Je lis Le Soleil sur une base quotidienne depuis plusieurs décennies. J’apprécie, la grande majorité du temps, la qualité des propos de ses chroniqueurs. Ce matin, j’ai été grandement déçu de la chronique de M. Bourque. Il reprend dans sa chronique de «vieux clichés», trop souvent exploités par des journalistes de divers médias, notamment dans la région de Québec. Pour reprendre ses propos, il parle de «récits d’utilisations douteuses d’argent public et du temps des employés continuent à résonner à nos oreilles par des amis, parents, voisins. Ici, des gestionnaires incompétents; là, une mauvaise organisation du travail; ailleurs, des commandes politiques insensées, des formulaires ou des sites Internet mal foutus pour les citoyens, des procédures aberrantes, etc. C’est parfois à désespérer.»

J’ai pris ma retraite l’automne dernier après 40 ans sur le marché du travail, dont les 38 dernières années au sein de la fonction publique québécoise. J’ai œuvré au sein de diverses organisations dont le Vérificateur général du Québec, le Secrétariat du Conseil du trésor et la Régie des rentes du Québec (maintenant Retraite Québec). J’y ai relevé de beaux défis et j’ai eu le privilège de travailler pour des gestionnaires de haut niveau; j’ai eu l’impression de contribuer au mieux-être de la société québécoise.
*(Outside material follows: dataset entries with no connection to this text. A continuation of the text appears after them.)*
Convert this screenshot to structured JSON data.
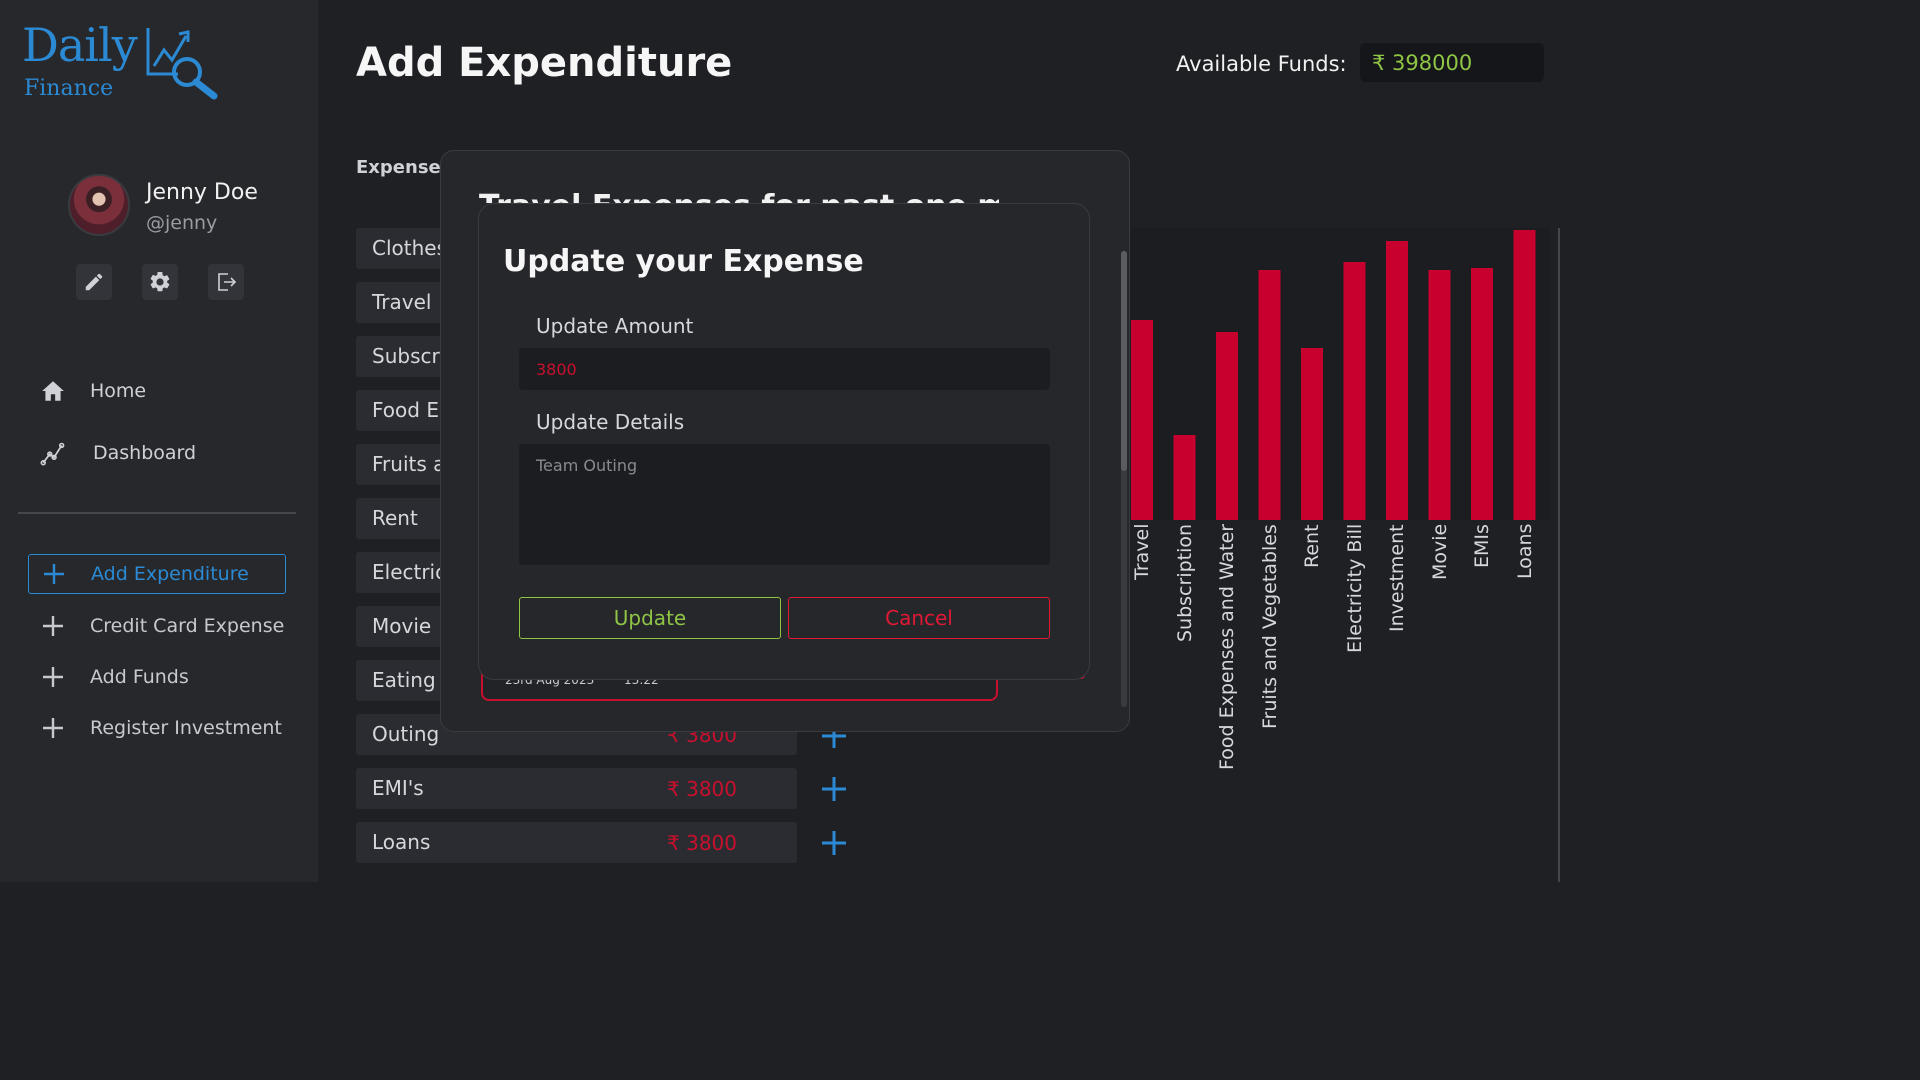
{
  "brand": {
    "name_top": "Daily",
    "name_bottom": "Finance"
  },
  "profile": {
    "name": "Jenny Doe",
    "handle": "@jenny"
  },
  "nav": [
    {
      "label": "Home",
      "icon": "home-icon"
    },
    {
      "label": "Dashboard",
      "icon": "chart-line-icon"
    }
  ],
  "side_actions": [
    {
      "label": "Add Expenditure",
      "active": true
    },
    {
      "label": "Credit Card Expense",
      "active": false
    },
    {
      "label": "Add Funds",
      "active": false
    },
    {
      "label": "Register Investment",
      "active": false
    }
  ],
  "header": {
    "title": "Add Expenditure",
    "funds_label": "Available Funds:",
    "funds_value": "₹ 398000"
  },
  "expenses": {
    "heading": "Expense D",
    "rows": [
      {
        "name": "Clothes",
        "amount": ""
      },
      {
        "name": "Travel",
        "amount": ""
      },
      {
        "name": "Subscri",
        "amount": ""
      },
      {
        "name": "Food E",
        "amount": ""
      },
      {
        "name": "Fruits a",
        "amount": ""
      },
      {
        "name": "Rent",
        "amount": ""
      },
      {
        "name": "Electric",
        "amount": ""
      },
      {
        "name": "Movie",
        "amount": ""
      },
      {
        "name": "Eating",
        "amount": ""
      },
      {
        "name": "Outing",
        "amount": "₹ 3800"
      },
      {
        "name": "EMI's",
        "amount": "₹ 3800"
      },
      {
        "name": "Loans",
        "amount": "₹ 3800"
      }
    ]
  },
  "chart_data": {
    "type": "bar",
    "categories": [
      "Travel",
      "Subscription",
      "Food Expenses and Water",
      "Fruits and Vegetables",
      "Rent",
      "Electricity Bill",
      "Investment",
      "Movie",
      "EMIs",
      "Loans"
    ],
    "values": [
      200,
      85,
      188,
      250,
      172,
      258,
      279,
      250,
      252,
      290
    ],
    "ylim": [
      0,
      292
    ],
    "bar_color": "#c8002e"
  },
  "outer_dialog": {
    "title": "Travel Expenses for past one month",
    "card_date": "23rd Aug 2023",
    "card_time": "13:22"
  },
  "modal": {
    "title": "Update your Expense",
    "amount_label": "Update Amount",
    "amount_value": "3800",
    "details_label": "Update Details",
    "details_placeholder": "Team Outing",
    "update_label": "Update",
    "cancel_label": "Cancel"
  },
  "colors": {
    "accent": "#2b8ad3",
    "success": "#8fc445",
    "danger": "#c8102e"
  }
}
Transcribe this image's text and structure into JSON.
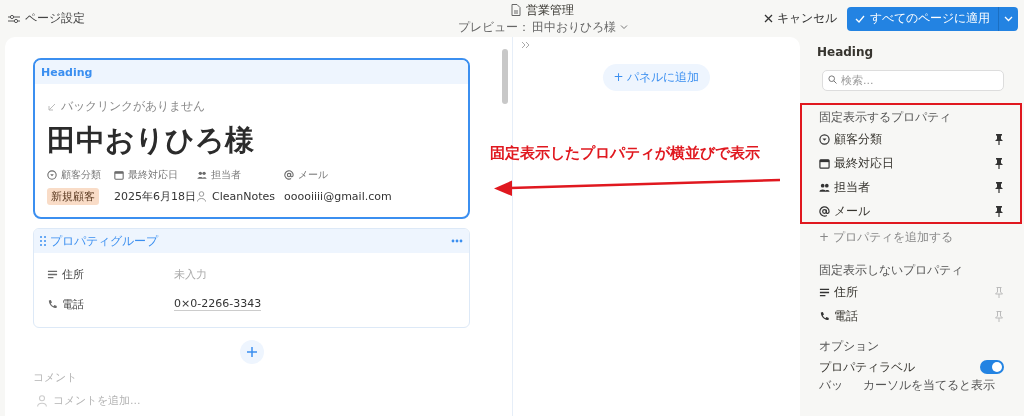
{
  "toolbar": {
    "page_settings": "ページ設定",
    "doc_title": "営業管理",
    "preview_label": "プレビュー：",
    "preview_value": "田中おりひろ様",
    "cancel": "キャンセル",
    "apply": "すべてのページに適用"
  },
  "preview": {
    "heading_label": "Heading",
    "backlinks": "バックリンクがありません",
    "title": "田中おりひろ様",
    "pinned": [
      {
        "name": "顧客分類",
        "kind": "select",
        "value": "新規顧客"
      },
      {
        "name": "最終対応日",
        "kind": "date",
        "value": "2025年6月18日"
      },
      {
        "name": "担当者",
        "kind": "person",
        "value": "CleanNotes"
      },
      {
        "name": "メール",
        "kind": "email",
        "value": "ooooiiii@gmail.com"
      }
    ],
    "group": {
      "title": "プロパティグループ",
      "rows": [
        {
          "name": "住所",
          "kind": "text",
          "value": "未入力",
          "empty": true
        },
        {
          "name": "電話",
          "kind": "phone",
          "value": "0×0-2266-3343",
          "empty": false
        }
      ]
    },
    "comments": {
      "label": "コメント",
      "placeholder": "コメントを追加..."
    }
  },
  "panel": {
    "add_button": "+ パネルに追加"
  },
  "sidebar": {
    "title": "Heading",
    "search_placeholder": "検索...",
    "pinned_label": "固定表示するプロパティ",
    "pinned": [
      {
        "name": "顧客分類",
        "kind": "select",
        "pinned": true
      },
      {
        "name": "最終対応日",
        "kind": "date",
        "pinned": true
      },
      {
        "name": "担当者",
        "kind": "person",
        "pinned": true
      },
      {
        "name": "メール",
        "kind": "email",
        "pinned": true
      }
    ],
    "add_property": "+ プロパティを追加する",
    "unpinned_label": "固定表示しないプロパティ",
    "unpinned": [
      {
        "name": "住所",
        "kind": "text",
        "pinned": false
      },
      {
        "name": "電話",
        "kind": "phone",
        "pinned": false
      }
    ],
    "options_label": "オプション",
    "toggle": {
      "label": "プロパティラベル",
      "on": true
    },
    "last_row": {
      "label": "バッ",
      "value": "カーソルを当てると表示"
    }
  },
  "annotation": {
    "text": "固定表示したプロパティが横並びで表示"
  }
}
J’ai été à même d’apprécier les efforts faits afin de rendre l’appareil public plus efficace. Et surtout, j’ai eu la chance de constater, au fil des années, la préoccupation des hauts dirigeants pour le service au citoyen. Il y a bien sûr l’action immédiate des préposés aux services mais aussi celle des personnes qui rédigent les lois et les règlements et qui développent les systèmes informatiques afin d’assurer la meilleure prestation de services… Pourquoi ne parle-t-on que des erreurs de l’appareil gouvernemental et jamais de ses belles réussites et des améliorations apportées à ses services? La gestion axée sur les résultats y est bien implantée et les parlementaires en surveillent les retombées par l’examen des rapports annuels qui sont déposés à l’Assemblée nationale.

La fonction publique québécoise fait face à la même pénurie de main-d’œuvre que les autres employeurs. Il y a de beaux défis à y relever pour celles et ceux qui veulent servir la population du Québec. Mais qui voudra s’y risquer avec la mauvaise réputation, pleine de préjugés, qui lui colle à la peau?